Dopo una breve presentazione della trama del film da parte della giornalista, il professor Baldacci ha preso la parola, ricordando come Toscano fosse “genio e sregolatezza” e mal sopportasse il rigore, lasciando presagire una carriera artistica sin dai banchi di scuola. La Professoressa Licciardi si è unita all’elogio, ricordando un aneddoto tratto dalla vita scolastica dell’attore a supporto di ciò che il professor Baldacci aveva detto.
Sono poi seguite le domande che il pubblico ha iniziato a porre a Toscano sul film e sulla vita sul set. Ecco a voi un estratto delle sue risposte date da Toscano:
“L’amore per il cinema è nato al quarto anno di Liceo, ma sono stato costretto a lasciare il laboratorio che avevo iniziato per questioni di studio. Dopo aver visto lo spettacolo finale, mi sono deciso a frequentare fino in fondo il laboratorio l’anno successivo. Finito il Liceo, sono entrato a Giurisprudenza, ma ho frequentato solo una settimana prima di esser preso in Accademia a Firenze, completata il giugno scorso.”
“Su consiglio di amici ho fatto il provino per il film di Virzì, ma sono stato battuto battuto da altro ragazzo. Fortuna ha voluto che lui sia caduto da motorino, così la squadra casting di Virzì ha ripiegato su di me.”
“La preparazione di un film è molto lunga, dura circa 2 anni. Non ho dovuto fare particolari esercizi per calarmi nel personaggio, Luciano, tranne usare, per un’estate intera, solo la macchina da scrivere, cosa che mi ha peraltro fatto scoprire la passione per la scrittura.”

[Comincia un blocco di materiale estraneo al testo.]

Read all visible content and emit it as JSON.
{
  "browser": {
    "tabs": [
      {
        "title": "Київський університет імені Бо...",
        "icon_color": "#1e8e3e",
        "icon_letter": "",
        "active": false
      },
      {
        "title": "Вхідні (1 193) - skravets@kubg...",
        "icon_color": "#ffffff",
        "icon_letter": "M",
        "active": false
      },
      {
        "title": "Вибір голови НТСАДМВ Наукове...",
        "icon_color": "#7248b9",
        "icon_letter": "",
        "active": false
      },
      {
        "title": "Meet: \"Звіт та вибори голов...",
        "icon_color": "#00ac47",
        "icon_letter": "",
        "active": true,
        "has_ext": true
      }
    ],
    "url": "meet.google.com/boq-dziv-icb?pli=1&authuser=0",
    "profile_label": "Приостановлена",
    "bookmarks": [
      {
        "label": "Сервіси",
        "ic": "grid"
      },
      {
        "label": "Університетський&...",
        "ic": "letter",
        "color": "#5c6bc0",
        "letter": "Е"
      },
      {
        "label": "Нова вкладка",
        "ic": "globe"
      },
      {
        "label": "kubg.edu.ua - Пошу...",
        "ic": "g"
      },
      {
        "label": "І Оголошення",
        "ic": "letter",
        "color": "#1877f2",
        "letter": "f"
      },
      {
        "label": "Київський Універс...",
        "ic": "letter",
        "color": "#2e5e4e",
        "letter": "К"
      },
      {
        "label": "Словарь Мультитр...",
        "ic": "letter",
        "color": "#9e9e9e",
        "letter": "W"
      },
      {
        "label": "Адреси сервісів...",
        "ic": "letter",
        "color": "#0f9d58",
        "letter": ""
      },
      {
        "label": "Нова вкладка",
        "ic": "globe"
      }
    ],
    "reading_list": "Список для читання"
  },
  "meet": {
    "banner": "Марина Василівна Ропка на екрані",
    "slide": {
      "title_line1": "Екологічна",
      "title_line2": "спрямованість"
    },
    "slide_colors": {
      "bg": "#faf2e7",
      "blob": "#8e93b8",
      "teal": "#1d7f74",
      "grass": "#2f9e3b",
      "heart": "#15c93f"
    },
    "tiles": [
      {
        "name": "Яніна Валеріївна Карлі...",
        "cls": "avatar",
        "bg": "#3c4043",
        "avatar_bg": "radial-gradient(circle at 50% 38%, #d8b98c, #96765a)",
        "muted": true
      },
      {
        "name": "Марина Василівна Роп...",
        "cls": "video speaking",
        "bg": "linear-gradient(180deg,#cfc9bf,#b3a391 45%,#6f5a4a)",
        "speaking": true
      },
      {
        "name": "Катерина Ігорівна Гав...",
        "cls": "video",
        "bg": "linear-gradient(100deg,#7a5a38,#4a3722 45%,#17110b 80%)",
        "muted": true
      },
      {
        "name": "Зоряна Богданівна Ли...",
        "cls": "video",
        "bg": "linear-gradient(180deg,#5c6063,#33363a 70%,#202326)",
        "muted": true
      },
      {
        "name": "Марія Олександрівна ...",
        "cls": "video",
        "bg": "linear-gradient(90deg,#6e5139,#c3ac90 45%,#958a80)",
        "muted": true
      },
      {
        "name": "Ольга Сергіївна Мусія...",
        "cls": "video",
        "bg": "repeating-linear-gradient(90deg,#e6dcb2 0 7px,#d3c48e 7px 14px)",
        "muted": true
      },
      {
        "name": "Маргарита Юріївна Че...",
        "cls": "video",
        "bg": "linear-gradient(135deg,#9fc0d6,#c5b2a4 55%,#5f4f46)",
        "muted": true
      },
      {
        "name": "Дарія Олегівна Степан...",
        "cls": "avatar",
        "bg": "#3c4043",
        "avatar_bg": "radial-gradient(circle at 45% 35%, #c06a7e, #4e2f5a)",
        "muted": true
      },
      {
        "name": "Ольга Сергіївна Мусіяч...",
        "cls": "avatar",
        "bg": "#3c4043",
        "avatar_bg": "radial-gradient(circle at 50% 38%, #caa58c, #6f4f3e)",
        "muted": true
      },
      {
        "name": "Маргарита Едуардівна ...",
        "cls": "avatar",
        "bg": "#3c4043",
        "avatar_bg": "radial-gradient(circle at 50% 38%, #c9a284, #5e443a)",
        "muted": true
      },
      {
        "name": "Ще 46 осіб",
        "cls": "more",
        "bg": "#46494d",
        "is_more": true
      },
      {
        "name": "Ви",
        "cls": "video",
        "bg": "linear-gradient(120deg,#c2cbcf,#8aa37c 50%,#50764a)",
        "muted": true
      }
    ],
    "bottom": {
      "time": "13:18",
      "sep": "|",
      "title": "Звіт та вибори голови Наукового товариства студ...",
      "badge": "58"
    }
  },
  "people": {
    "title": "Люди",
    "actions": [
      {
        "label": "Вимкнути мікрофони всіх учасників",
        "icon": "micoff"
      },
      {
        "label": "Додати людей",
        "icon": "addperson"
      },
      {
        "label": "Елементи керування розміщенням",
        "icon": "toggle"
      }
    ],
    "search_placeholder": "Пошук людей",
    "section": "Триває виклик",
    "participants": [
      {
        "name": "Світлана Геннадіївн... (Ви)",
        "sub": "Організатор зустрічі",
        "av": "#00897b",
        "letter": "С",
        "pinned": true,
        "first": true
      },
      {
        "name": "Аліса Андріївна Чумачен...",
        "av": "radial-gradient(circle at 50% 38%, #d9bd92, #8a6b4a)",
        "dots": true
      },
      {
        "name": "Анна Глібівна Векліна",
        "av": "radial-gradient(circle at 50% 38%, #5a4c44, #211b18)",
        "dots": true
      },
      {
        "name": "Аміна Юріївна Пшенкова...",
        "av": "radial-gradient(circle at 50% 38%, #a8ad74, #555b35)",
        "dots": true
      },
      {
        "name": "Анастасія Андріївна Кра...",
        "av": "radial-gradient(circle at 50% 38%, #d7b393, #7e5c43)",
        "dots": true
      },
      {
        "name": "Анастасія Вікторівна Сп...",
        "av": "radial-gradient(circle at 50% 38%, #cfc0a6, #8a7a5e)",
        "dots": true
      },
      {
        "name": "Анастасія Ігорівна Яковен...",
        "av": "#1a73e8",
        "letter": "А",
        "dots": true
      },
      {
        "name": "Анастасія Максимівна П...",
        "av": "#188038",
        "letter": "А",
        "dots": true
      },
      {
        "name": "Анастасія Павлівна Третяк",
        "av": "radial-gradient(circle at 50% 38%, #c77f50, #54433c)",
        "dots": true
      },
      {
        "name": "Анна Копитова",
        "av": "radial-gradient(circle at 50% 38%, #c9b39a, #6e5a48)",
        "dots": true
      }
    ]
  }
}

“Uscendo dal cinema coi miei amici la prima volta che abbiamo visto il film insieme, metà di loro mi hanno detto che sono simile, altri che sono diversissimo dal mio personaggio. Personalmente credo di essere più timido, più pigro e meno violento del mio personaggio, nella realtà.”
“C’è però da dire che le scene più difficili sono state quelle in cui Luciano è più sicuro di sé, in quanto io sono molto più timido e dovevo far vivere in me qualcuno un po’ diverso da me.”
“Dopo questo film vorrei lavorare su un personaggio opposto a Luciano, timido e introverso. Inoltre, la neonata passione per la scrittura mi sta facendo scrivere un racconto/sceneggiatura, che ho intenzione di far vedere a breve, per pubblicarlo o metterlo in scena. Sto lavorando anche in uno spettacolo di teatro. La differenza immediata tra cinema e teatro è la dimensione: il cinema ha tutto più piccolo, bisogna parlare più piano, fare espressioni più misurate… Tutto si nota di più. A teatro invece bisogna prendere la scena con voce, espressione e presenza.”
“Il mondo del cinema italiano mi pare in ripresa grazie a molti registi e attori giovani. Il mondo attuale è molto meno duro di quello descritto del film; mi sono sentito tutelato sin dai provini. Le possibilità per i giovani sono molte e dettate dalla meritocrazia. C’è però bisogno di lavorare moltissimo.”
È stato molto bello vedere il ritorno di un ex studente nella nostra scuola, e siamo sicuri sia stato molto emozionante anche per lui. Ringraziamo Toscano e tutti i professori, oltre alla giornalista Renata Viola, per aver reso possibile questo incontro, sperando di rivedere di nuovo Toscano a breve sul grande schermo!

Ricordo Giovanni come un ragazzo timido,riservato ,di buone maniere. Quindi un grande elogio per aver saputo rappresentare un ragazzo così diverso dalla sua realtà : estroverso ed anche un po’ sfrontato, seppur tanto simpatico.